Bonaparte aber weiß nicht, dass der heutige Imker seinerzeit, als sein Vater sich noch um die Bienen kümmerte und er selbst ganz in seinen Studien aufging, das Schreiben für sich entdeckt hatte. Anfangs kopierte er Abschnitte aus Büchern, später schrieb er sie aus dem Gedächtnis nach, variierte dabei gewisse Formulierungen und fügte eigene Beispiele hinzu. Bis er zu einem eigenen und eigenwilligen, lebendigen Stil fand. Im Alter von etwa dreiundzwanzig schrieb er – unter der Last der ihm zugefallenen neuen Verpflichtungen und weil seine Zeit tagsüber äußerst knapp bemessen war – des Nachts kurz und pointiert nach Art von La Rochefoucauld. Seine Schreibweise blieb unmittelbar und modern, neigte kaum zur Rhetorik, was ein Verdienst war, wenn man bedenkt, dass seine Bildung von der Kanzel kam.

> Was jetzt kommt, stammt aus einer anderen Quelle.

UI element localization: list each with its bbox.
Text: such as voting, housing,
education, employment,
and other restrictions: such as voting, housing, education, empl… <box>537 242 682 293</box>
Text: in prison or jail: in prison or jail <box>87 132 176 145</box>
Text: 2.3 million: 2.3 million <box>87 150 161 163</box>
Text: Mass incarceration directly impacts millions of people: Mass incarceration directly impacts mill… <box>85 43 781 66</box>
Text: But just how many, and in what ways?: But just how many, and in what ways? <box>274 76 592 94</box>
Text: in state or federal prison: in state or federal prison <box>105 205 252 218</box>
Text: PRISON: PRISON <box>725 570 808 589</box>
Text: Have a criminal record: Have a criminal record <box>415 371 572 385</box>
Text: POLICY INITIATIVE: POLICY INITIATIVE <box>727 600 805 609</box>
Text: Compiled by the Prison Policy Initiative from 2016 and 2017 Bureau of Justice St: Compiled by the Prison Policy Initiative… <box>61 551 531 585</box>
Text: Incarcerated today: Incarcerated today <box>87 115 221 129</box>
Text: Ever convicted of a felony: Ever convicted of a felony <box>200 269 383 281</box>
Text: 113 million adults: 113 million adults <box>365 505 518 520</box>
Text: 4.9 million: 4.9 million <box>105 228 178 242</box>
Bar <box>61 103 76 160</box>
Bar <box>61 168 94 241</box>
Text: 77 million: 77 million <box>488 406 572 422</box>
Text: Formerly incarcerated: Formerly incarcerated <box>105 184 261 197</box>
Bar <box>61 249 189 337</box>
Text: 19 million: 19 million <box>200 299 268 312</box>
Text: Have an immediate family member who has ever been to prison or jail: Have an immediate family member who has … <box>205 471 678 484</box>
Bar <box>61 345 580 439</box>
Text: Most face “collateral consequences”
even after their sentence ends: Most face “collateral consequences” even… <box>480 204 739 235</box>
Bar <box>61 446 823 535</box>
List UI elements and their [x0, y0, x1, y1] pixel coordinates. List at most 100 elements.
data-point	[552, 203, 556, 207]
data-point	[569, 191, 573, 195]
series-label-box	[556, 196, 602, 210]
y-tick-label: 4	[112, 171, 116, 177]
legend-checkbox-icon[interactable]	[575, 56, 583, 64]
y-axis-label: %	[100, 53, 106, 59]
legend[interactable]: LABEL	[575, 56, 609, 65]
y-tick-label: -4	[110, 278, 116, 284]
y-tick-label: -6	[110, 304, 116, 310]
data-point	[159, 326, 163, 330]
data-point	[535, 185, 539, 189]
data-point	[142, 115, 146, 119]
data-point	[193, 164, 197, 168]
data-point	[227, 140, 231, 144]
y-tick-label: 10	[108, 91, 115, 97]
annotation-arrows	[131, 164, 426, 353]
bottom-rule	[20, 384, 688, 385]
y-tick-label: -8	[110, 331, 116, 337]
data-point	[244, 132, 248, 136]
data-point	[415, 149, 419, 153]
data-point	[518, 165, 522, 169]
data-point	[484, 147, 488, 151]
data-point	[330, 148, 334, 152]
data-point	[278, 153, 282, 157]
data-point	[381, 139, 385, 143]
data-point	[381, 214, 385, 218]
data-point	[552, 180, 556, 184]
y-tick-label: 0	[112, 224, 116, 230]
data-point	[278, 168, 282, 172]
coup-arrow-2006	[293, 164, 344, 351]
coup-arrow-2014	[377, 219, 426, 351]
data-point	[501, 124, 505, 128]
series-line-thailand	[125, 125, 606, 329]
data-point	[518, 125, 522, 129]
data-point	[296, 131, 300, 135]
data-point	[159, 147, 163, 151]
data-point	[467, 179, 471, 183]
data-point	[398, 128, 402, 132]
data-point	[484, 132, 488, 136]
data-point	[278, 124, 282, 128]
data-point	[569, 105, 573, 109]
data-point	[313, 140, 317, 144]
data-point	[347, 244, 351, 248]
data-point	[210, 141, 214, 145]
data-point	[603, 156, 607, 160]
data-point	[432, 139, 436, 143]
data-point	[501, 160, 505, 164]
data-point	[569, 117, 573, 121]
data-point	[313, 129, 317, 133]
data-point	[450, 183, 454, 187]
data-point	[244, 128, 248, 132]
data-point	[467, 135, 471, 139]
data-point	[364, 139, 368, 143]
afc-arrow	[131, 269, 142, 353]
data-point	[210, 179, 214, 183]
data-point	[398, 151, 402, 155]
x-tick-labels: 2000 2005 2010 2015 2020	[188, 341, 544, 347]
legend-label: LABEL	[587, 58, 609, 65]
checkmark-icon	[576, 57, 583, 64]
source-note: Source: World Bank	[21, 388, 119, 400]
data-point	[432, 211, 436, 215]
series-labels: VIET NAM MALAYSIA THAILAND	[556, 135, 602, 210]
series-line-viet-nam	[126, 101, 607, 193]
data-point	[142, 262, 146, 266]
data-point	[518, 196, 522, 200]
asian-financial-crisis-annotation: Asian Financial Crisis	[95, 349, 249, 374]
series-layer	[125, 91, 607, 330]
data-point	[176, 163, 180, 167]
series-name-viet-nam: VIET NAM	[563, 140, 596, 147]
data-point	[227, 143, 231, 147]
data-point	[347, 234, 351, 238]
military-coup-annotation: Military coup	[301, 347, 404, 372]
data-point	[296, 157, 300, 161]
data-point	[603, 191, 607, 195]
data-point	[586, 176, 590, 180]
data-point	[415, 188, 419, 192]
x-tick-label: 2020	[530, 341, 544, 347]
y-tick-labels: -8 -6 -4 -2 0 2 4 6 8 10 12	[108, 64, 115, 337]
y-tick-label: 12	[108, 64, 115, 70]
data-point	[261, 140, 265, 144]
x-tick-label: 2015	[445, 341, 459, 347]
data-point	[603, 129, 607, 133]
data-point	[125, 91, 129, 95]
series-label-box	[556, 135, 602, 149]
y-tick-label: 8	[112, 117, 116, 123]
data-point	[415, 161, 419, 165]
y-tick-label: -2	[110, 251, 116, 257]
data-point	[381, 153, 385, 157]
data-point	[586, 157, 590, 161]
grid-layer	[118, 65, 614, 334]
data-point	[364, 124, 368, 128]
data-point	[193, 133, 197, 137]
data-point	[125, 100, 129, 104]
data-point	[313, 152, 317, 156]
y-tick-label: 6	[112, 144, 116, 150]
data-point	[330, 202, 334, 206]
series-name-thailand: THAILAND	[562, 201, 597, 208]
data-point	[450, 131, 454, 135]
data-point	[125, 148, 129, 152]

Er schrieb über das, was er erlebte und was er empfand, aber auch darüber, was andere erlebten und was diese vermeintlich empfanden: Nur im Spiegel der Anderen, so glaubte er, drückt sich das eigene Leben in der Welt aus. Mit der Zeit machten die verdichteten Beobachtungen dessen, was anderen Menschen widerfuhr, Platz für ebenso dichte Beobachtungen dessen, was mit seinen Bienen geschah. Sie und ihr geschäftiges Treiben zogen seinen aphoristischen Eifer auf sich, bis sie fast zum Mittelpunkt seiner Betrachtungen wurden.

Blättert man zum Beispiel Pasolinis Hefte von 1805 durch und vergleicht sie mit denen von 1790, fällt auf, dass der zuvor weitschweifige und emphatische Schreibstil an Überhang verliert: die Wörter werden kürzer, die Sätze sind gewollt knapp gehalten. Und insbesondere in den Heften nach 1812 finden sich zuweilen ganze Seiten voll rätselhafter Sätze mit unbekanntem Subjekt, wie diese hier:

Sie kommen und gehen, verweigern sich der Erfahrung des allgegenwärtigen Schreckens. In den Momenten ohne Zeit kennen sie kein Erbarmen. Halten sich für einzigartig und unsterblich. Der Genuss schmerzt sie. Sie übertreiben. Saugen.